それを生存競争だとするなら。朝日はそれを否定する。
「神の干渉が世を歪めるのなら、力を求めるのも無理はありません。ですが、それだけが答えじゃない」
『……では、聞かせてもらいましょう。あなたたちの答えを』
ラグアはどこか切ない顔で遠くを見ていた。すでに戦う意志は無く、朝日の言葉を待つ。
「ただ共に生きること。それだけですよ」
『そうですね……。ただそれだけなのに、どうしてこんなに難しい』
「決して簡単な道ではないでしょう。争いこそが自然な形であるのかもしれません」
戦うことは簡単で、傷つけることも簡単で。
争わない道を選ぶことは、とてつもない過酷が待ち受けているのかもしれない。
「それでも誰かがいるのなら、どんな絶望も越えていけるから」
人と神とが見守るのは、どたばたした戦いだ。
音速を越えた速度で飛び回るカブトムシを、攻略組がなんとかして包囲しようと画策する。しかし*****の巧みな指示で包囲の薄い点を抜かれ、高空からのヒット&アウェイに苦戦していた。
既に目的を見失った戦いだ。それでも彼らは、笑っていた。
『ここに最後の絶望があります』
ラグアは深く息を吐き、覚悟を決めた。
絶望は終わらない。運命はどこまでも過酷だ。
『ログアウトは私を楔として封じられています。それを解くには楔を抜くしかない。それがどういうことか、わかりますね』
それを聞いても朝日の顔は変わらない。淡く笑い、ラグアを見上げる。
絶望に終わりがなくても、過酷な運命が道を閉ざしても。心折れても立ち上がり、何度でも世界を変える。彼女たちがしてきたのはそういうことだ。
朝日はただ手をかざした。朝日の内よりほとばしるのは運命の力だ。
「その必要はありません」
『……なるほど。あなたも、ですか』
「私たちだから、です。これはあの子の願いです。何かを変える術が欲しいと、そう願ったあの子の」
それは借り物の力だ。ミルラから預かってきた、本来なら*****に与えられるはずだった力だ。
しかし*****は記憶以外を拒み、その願いは朝日を通じて叶えられた。朝日の願いは*****に託された一方、奇しくも*****の願いは朝日に託されることとなった。
回りくどいことをする、と朝日は笑う。そのために彼女たちが引き合わされたことも含めて、結局は何もかも神の手のひらの上だったのかもしれない。
「あの子から言葉を預かっています。そのまま伝えますね」
遠野朝日の思念が*****に伝わる一方、*****の思念もまた遠野朝日に伝わっていた。
共に絶望を見てきた2人だ。行き着いた答えは、同じものだった。
「『1人では無理でも2人なら。2人でも無理ならみんなで。一緒に行こう。一緒に進もう。この世界に、絶望はもう要らない』」
運命が法則を書き換えていく。
弾けた光は6つに分かれ、神々の胸へと吸い込まれた。そして神の中で存在の定義が書き換わる。

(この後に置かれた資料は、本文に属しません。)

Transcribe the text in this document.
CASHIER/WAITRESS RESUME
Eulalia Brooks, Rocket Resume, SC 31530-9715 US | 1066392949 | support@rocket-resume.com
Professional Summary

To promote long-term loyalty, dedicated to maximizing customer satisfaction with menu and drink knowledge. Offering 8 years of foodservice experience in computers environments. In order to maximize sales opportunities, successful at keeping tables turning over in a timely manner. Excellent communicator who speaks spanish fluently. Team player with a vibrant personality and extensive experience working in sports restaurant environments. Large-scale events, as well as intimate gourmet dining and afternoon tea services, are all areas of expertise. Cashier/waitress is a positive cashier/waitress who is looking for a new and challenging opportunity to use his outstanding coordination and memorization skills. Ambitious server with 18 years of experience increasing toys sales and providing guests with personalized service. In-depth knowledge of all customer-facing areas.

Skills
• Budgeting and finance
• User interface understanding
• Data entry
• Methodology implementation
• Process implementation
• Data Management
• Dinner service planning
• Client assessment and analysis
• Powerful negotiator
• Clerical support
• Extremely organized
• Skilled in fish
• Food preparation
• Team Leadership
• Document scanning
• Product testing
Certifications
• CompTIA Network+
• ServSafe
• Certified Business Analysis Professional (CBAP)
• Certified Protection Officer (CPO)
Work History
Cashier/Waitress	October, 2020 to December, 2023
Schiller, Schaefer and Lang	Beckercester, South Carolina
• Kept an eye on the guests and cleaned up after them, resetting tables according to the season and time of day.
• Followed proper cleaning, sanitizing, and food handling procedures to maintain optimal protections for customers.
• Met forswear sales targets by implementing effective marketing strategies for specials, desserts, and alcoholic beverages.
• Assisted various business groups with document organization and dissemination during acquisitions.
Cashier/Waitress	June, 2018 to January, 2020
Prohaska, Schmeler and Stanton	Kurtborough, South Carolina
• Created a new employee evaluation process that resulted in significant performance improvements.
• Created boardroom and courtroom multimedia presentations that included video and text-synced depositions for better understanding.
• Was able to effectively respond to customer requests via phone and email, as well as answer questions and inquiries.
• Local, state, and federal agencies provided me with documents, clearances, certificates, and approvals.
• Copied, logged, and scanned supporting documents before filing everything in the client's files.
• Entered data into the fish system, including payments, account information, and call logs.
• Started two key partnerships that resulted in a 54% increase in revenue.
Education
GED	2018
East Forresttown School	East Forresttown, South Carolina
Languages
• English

その現象に神々は戸惑うばかりであったが、力を振るった朝日だけは理解していた。
神の中で楔としての役割は砕け散って再構成され、システムの断片は神の権限に加えられていく。ログアウトは完全にラグアの管理下に置かれ、今ならば彼女の意志ひとつで解放することもできるだろう。
そうあれと、世界は書き換えられた。
(――理解はできませんね。ミルラ、結局あなたは何を望んだのか)
神々を楔として一部のシステムを封印したのも、世界にシステムの法則を付け足したのも。そんなことができる存在はミルラしかいない。
しかし人間に運命の力を与えて、そのシステムを書き換えさせたのもまたミルラということになる。
その行動に合理性は無い。神の思惑は、人間には測りかねた。
(いえ、あるいは――)
ひとつの考えが朝日の頭を閃く。しかし、そのあまりに荒唐無稽な考えを、頭を振って消し去った。
今考えるべきことはそれではない。見上げれば、空に舞うのは魂桜の花びらだ。
それを眺めながら、いまだ戦い続けるやつらをどうやって止めようかと、思いを馳せた。